On May 29, U.S. Secretary of State Mike Pompeo and Ambassador-at-Large Sam Brownback launched the 2017 International Religious Freedom Report, detailing the status of religious freedom in nearly 200 countries and territories, and documenting reports of violations and abuses committed by governments, terrorist groups and individuals.

As the report shows, no religious community is immune from repression and discrimination. Christian pastors and Baha’is are jailed in Iran – at least 20 individuals were executed there in 2017 for exercising their right to worship freely. Authorities in Russia continue to target peaceful religious adherents. Muslims and non-Muslims alike are imprisoned in Egypt. Minority groups like Ahmadi Muslims and others are persecuted in Pakistan. Incidents of anti-Semitism are on the rise globally. Religious beliefs and activities are controlled and restricted in China. The Rohingya in Burma continue to face violence and discrimination. And Christians, Shia Muslims and Yezidis in the Middle East continue to suffer from the genocidal acts perpetuated by ISIS.

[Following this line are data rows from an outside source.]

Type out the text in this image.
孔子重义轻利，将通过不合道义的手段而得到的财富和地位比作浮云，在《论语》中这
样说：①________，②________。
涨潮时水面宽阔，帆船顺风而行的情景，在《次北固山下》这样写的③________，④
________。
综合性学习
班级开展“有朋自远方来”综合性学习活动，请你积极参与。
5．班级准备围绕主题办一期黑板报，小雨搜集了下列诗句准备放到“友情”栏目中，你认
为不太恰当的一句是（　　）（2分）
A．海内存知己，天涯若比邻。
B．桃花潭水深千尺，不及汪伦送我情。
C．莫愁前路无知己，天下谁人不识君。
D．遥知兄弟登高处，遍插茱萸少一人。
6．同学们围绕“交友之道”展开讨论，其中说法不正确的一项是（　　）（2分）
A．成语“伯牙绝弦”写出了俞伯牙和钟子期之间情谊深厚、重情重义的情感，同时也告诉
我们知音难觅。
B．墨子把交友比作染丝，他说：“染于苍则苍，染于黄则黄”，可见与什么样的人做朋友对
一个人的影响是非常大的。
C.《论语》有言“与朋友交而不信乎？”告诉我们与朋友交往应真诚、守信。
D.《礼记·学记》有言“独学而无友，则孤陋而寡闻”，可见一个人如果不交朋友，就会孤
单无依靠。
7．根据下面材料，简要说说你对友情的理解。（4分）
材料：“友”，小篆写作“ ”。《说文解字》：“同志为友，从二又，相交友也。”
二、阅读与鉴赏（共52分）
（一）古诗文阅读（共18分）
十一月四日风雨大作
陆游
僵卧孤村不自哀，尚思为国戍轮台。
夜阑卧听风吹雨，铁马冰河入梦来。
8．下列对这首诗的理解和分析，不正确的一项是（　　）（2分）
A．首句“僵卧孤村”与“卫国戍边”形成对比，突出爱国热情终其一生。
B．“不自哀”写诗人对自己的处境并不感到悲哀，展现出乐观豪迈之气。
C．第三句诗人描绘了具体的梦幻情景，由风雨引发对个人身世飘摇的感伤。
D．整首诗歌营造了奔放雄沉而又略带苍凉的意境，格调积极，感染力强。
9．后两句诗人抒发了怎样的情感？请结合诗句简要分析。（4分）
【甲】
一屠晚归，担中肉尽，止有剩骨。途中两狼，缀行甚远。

Secretary Pompeo also announced that the U.S. State Department will convene the first-ever Ministerial to Advance Religious Freedom July 25-26 in Washington. The ministerial will bring together nations and faith leaders committed to fully promoting Article 18 of the Universal Declaration of Human Rights, codifying the universal “right to freedom of thought, conscience and religion.”

This ministerial, the first hosted by Secretary Pompeo, will be geared not merely toward discussion, but action. We look forward to working with our friends and allies on identifying concrete ways to secure and respect religious freedom for all.